Beberapa survei yang dilakukan pihak swasta memunculkan perbedaan angka yang tipis. Survei yang dilakukan ICM Research misalnya, menunjukkan porsi 54-46 di mana 54% warga Skotlandia diprediksi ingin melepaskan diri dari Inggris.
Survei serupa yang dilakukan oleh Opinium Research menunjukkan fakta sebaliknya, di mana 53% penduduk Skotlandia diprediksi masih ingin menggantungkan diri dengan Negeri Ratu Elizabeth, dan 47% yang menyatakan sebaliknya.
Jelas kondisi ini memunculkan kebingungan bagi kedua pihak, menyambut hari vote pekan depan. Saat ini kedua negara masih berdebat mengenai seperti apa kondisi ekonomi Skotlandia jika negara tersebut berpisah dengan negara yang telah 307 tahun ‘mengasuhnya’.

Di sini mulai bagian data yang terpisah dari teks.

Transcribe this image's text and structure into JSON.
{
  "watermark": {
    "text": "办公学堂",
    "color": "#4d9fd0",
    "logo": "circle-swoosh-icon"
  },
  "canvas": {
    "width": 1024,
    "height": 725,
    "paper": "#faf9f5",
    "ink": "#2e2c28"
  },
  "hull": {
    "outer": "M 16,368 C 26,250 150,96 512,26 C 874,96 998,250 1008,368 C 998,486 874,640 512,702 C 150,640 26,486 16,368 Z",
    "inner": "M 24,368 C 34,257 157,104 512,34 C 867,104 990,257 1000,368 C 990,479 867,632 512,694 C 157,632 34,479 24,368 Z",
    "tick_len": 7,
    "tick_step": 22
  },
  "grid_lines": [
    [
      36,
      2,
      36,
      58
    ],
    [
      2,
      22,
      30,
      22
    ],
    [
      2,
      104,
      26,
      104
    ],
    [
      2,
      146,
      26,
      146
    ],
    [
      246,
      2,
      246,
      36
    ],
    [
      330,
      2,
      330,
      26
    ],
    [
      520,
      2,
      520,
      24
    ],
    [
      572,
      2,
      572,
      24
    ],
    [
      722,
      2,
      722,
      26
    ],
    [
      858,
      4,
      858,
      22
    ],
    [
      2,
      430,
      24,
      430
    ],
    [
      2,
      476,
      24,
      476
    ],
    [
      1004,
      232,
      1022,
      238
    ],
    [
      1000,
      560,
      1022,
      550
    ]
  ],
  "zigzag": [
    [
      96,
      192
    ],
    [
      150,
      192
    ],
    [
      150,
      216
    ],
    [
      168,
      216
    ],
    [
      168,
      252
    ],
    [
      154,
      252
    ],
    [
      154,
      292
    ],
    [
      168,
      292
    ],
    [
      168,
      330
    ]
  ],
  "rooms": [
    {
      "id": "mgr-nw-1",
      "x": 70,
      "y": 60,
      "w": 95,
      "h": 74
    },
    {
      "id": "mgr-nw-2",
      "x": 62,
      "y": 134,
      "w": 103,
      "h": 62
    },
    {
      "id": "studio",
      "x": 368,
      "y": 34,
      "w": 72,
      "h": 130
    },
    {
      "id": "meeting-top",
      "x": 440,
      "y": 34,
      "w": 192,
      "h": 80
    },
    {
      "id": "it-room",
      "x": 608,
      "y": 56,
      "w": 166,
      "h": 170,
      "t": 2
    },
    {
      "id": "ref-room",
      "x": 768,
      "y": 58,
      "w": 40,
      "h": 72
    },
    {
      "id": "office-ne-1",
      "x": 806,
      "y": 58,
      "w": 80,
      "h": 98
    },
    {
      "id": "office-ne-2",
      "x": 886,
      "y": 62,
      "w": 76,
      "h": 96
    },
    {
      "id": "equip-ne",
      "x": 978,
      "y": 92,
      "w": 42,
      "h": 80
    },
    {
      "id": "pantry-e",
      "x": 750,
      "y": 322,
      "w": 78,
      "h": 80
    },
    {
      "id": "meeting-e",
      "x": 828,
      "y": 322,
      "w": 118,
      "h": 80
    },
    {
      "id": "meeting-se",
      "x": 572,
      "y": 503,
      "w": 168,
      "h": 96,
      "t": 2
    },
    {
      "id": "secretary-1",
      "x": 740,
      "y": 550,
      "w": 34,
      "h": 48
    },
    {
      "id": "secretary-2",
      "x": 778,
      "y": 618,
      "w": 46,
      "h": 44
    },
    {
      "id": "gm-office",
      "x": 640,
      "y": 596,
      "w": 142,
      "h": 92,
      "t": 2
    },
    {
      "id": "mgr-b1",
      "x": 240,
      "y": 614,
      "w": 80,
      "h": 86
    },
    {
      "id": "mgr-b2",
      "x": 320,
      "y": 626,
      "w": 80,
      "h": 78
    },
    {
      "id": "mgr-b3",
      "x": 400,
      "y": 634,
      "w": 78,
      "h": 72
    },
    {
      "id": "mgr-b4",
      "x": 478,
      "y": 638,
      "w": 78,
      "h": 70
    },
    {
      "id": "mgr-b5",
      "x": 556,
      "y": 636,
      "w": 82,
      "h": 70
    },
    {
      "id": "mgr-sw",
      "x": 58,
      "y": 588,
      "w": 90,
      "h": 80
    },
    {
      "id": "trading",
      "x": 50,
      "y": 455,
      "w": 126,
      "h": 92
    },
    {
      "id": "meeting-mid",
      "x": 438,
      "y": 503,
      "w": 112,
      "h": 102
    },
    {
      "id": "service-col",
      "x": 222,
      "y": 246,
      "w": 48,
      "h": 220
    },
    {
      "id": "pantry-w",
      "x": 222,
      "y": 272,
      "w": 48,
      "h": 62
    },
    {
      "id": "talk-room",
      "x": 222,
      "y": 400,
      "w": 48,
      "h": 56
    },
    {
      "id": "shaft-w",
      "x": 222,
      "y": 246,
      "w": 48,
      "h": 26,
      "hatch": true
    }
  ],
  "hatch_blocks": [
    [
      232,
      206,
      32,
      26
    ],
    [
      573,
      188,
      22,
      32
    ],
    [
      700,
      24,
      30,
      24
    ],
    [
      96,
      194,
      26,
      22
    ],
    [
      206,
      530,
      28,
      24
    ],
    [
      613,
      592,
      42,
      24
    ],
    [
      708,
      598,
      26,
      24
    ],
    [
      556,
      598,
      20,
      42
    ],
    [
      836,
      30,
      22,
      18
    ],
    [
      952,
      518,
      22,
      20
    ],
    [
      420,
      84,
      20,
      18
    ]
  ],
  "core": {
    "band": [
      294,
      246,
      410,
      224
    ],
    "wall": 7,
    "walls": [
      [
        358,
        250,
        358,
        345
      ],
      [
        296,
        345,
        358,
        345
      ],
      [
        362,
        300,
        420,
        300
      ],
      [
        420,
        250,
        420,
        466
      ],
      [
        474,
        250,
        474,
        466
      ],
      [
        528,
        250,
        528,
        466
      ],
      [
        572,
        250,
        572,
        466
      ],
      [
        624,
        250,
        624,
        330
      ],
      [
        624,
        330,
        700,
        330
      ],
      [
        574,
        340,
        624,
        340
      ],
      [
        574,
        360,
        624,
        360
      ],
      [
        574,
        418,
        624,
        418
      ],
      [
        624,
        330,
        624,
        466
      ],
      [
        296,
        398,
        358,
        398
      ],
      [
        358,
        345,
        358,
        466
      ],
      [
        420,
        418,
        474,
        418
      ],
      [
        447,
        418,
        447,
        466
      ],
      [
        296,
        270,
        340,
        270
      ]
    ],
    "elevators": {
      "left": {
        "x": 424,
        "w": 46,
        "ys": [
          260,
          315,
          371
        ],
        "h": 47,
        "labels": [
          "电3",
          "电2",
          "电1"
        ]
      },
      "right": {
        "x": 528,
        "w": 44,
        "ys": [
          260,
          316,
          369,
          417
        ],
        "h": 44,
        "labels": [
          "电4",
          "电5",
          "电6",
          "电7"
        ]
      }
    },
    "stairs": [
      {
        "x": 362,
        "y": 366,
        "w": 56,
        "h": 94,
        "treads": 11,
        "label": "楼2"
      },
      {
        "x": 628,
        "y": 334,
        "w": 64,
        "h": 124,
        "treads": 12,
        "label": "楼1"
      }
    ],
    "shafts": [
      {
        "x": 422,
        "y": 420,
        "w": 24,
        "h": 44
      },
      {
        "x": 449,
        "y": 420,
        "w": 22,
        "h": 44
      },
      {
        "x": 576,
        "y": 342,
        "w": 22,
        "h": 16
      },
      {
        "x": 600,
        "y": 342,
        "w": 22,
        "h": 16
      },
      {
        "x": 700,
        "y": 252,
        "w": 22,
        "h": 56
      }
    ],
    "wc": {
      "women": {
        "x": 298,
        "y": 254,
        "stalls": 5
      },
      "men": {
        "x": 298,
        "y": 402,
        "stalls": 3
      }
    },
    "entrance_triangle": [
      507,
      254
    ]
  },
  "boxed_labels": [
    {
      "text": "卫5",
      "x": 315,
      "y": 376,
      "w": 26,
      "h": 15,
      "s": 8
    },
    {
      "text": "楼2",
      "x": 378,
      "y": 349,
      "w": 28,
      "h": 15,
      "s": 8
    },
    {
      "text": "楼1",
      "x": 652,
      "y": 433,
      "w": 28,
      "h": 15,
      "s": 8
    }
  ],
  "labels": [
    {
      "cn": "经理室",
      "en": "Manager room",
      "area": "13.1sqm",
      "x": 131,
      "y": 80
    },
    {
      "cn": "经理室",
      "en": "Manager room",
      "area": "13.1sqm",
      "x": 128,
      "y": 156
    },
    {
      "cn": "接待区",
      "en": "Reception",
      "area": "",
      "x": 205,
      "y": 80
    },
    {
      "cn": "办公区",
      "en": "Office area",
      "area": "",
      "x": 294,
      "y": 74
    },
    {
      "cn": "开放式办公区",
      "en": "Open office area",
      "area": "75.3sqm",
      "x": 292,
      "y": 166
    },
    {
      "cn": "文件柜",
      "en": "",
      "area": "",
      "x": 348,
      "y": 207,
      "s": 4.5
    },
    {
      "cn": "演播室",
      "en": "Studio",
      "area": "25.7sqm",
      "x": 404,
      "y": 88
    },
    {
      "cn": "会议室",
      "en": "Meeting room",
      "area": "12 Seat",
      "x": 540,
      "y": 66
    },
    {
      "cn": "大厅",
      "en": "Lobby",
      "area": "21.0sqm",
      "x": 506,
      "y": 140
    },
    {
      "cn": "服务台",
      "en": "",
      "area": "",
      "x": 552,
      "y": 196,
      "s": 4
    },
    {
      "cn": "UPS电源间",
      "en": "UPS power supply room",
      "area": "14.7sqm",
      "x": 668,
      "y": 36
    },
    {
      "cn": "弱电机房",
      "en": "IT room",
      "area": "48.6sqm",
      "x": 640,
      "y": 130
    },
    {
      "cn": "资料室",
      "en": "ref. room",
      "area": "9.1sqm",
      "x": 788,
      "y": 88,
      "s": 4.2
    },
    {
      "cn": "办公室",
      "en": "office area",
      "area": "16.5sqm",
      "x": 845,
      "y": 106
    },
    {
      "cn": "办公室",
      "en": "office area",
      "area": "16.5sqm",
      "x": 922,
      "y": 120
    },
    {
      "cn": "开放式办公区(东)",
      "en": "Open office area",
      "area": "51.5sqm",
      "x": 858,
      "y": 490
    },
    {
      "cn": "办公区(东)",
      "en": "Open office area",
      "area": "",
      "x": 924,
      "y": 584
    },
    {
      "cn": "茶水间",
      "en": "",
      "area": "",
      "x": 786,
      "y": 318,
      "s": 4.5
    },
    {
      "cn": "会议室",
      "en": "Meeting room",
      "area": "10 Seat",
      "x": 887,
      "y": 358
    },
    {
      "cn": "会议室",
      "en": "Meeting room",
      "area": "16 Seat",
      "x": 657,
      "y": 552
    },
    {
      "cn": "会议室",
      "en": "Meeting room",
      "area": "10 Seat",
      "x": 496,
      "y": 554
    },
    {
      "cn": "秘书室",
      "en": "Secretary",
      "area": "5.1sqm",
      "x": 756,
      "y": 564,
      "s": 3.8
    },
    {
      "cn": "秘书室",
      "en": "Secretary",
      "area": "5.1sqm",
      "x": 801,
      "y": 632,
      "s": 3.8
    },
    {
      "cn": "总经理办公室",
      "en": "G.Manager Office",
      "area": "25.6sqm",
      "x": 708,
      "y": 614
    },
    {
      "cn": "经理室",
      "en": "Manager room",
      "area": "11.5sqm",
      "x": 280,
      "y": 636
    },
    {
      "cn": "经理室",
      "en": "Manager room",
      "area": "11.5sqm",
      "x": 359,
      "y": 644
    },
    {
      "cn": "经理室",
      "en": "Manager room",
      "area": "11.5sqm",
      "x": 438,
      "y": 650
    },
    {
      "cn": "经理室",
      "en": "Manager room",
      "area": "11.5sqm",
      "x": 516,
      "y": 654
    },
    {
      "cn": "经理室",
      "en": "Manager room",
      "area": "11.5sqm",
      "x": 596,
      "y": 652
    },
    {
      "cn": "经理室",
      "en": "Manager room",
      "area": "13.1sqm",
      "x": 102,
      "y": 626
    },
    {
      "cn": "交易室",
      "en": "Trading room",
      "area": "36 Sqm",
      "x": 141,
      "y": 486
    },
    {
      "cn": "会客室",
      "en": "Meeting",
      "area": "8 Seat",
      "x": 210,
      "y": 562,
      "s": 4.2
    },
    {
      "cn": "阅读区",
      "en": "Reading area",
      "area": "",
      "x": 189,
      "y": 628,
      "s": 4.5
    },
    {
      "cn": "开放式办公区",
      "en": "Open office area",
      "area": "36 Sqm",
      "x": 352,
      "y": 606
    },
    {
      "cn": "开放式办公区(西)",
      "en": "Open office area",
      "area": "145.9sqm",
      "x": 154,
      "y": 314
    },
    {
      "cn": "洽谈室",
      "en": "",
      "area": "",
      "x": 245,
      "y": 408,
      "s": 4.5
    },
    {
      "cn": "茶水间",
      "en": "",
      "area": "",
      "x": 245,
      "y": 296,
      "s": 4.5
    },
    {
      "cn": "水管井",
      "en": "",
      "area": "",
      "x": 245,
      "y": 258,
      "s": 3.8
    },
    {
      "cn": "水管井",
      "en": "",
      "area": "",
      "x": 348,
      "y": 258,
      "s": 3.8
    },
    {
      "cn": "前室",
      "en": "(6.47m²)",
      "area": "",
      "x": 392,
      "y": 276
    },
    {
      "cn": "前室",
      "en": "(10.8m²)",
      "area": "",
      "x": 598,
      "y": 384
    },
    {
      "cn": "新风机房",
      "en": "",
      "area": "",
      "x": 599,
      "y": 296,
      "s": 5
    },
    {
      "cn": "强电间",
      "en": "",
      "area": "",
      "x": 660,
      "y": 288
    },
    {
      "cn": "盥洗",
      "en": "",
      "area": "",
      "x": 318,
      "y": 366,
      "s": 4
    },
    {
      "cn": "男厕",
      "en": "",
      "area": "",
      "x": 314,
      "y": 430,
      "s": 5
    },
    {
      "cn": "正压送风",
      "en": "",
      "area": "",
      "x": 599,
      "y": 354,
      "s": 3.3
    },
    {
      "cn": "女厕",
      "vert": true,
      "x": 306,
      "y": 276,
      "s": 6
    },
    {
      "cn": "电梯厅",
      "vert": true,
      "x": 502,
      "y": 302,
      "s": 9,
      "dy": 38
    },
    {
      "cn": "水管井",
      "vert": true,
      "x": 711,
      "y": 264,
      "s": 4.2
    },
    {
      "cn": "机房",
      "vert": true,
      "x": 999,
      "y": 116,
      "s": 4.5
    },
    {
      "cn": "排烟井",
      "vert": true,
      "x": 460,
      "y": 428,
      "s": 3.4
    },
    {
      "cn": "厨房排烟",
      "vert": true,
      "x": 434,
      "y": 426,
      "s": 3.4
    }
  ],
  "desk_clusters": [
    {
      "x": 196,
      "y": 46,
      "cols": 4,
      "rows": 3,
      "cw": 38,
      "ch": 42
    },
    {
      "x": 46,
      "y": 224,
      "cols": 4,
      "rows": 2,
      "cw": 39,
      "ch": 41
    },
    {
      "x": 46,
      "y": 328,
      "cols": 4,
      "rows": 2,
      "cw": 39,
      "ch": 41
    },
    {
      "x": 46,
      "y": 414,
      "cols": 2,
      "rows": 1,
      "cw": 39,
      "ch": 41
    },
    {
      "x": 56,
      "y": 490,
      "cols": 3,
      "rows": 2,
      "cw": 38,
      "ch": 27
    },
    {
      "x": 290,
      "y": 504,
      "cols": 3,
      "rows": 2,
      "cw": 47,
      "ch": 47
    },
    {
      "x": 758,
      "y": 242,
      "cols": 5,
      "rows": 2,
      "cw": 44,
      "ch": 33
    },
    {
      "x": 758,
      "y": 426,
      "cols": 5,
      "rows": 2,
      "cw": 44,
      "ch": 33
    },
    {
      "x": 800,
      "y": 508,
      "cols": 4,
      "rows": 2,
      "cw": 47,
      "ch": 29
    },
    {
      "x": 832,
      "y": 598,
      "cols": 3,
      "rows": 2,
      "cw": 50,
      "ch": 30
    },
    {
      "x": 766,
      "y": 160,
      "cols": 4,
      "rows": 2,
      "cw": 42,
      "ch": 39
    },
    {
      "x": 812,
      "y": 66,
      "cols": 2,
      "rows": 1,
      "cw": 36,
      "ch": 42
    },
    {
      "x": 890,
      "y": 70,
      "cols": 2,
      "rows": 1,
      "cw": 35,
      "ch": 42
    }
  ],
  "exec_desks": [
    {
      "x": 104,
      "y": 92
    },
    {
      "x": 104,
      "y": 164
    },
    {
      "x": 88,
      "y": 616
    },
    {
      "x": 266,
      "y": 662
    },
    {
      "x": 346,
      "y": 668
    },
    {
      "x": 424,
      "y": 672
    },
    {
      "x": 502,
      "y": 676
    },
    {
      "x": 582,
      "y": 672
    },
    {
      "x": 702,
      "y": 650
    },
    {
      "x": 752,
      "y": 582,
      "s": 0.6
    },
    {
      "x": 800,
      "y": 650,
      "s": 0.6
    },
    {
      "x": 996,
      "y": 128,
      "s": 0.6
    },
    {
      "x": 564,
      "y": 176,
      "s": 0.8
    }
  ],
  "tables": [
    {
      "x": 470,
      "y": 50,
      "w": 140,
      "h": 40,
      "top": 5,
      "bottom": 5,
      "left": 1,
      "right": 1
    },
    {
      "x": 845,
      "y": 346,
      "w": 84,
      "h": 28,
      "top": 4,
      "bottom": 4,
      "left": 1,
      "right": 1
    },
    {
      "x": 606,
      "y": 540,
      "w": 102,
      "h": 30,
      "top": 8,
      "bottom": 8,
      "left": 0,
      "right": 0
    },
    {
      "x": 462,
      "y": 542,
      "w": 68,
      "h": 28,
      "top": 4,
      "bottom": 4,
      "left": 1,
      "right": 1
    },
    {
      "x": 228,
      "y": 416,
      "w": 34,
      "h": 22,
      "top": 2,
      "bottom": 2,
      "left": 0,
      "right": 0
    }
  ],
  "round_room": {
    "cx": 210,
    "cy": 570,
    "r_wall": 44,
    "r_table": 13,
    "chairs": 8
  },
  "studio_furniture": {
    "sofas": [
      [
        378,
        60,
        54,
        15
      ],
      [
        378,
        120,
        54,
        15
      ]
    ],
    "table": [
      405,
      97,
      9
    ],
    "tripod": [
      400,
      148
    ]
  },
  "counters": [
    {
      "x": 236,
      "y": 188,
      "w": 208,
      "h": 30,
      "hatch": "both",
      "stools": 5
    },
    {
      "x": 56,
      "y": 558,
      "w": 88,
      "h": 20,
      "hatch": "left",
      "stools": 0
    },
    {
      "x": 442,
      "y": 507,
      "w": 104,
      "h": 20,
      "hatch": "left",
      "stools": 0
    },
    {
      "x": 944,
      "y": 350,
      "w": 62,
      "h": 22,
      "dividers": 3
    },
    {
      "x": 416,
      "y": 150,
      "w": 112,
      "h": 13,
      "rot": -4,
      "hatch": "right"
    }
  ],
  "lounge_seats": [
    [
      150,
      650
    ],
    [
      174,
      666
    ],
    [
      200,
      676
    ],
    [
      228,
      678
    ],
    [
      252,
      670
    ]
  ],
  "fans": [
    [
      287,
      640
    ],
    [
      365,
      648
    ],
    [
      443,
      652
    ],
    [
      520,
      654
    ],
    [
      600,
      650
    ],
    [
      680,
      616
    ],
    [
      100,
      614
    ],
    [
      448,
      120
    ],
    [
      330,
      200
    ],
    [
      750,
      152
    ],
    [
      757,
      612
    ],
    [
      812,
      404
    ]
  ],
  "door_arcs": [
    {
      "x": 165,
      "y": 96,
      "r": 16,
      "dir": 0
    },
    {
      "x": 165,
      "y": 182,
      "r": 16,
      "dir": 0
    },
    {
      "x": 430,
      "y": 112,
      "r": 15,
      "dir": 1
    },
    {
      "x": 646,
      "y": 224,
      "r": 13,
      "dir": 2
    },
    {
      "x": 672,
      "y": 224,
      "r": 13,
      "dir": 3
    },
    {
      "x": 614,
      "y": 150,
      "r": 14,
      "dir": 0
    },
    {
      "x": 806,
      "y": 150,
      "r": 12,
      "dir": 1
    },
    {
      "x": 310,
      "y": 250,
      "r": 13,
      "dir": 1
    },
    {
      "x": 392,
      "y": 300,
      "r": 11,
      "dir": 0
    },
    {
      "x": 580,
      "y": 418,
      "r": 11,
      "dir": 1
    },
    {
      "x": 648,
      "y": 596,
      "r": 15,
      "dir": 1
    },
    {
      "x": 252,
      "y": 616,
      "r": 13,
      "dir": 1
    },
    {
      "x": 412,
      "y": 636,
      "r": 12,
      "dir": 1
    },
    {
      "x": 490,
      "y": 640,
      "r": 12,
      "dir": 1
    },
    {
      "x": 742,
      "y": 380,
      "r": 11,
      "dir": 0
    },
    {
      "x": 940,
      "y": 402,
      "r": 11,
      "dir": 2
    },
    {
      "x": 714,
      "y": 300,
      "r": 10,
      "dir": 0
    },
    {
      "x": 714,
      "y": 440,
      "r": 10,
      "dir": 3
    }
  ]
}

“Survei menunjukkan referendum telah mencapai puncaknya. Ini akan membuktikan upaya kami yang menginginkan kemerdekaan bagi Skotlandia,” ungkap koordinator gerakan Yes Scotland, Blair Jenkins pada Bloomberg melalui surat elektronik, Minggu (14/9).
Di sisi lain, gerakan nasionalis Skotlandia mengatakan Perdana Menteri Inggris David Cameron telah ‘menakut-nakuti’ pelaku bisnis Skotlandia, dengan mengatakan pemisahan diri dari Inggris akan berdampak buruk bagi bisnis mereka.
Cameron dinilai telah mengiring opini pelaku bisnis melalui isu ketidakpastian ekonomi dan finansial agar memilih tetap berganbung dengan Inggris.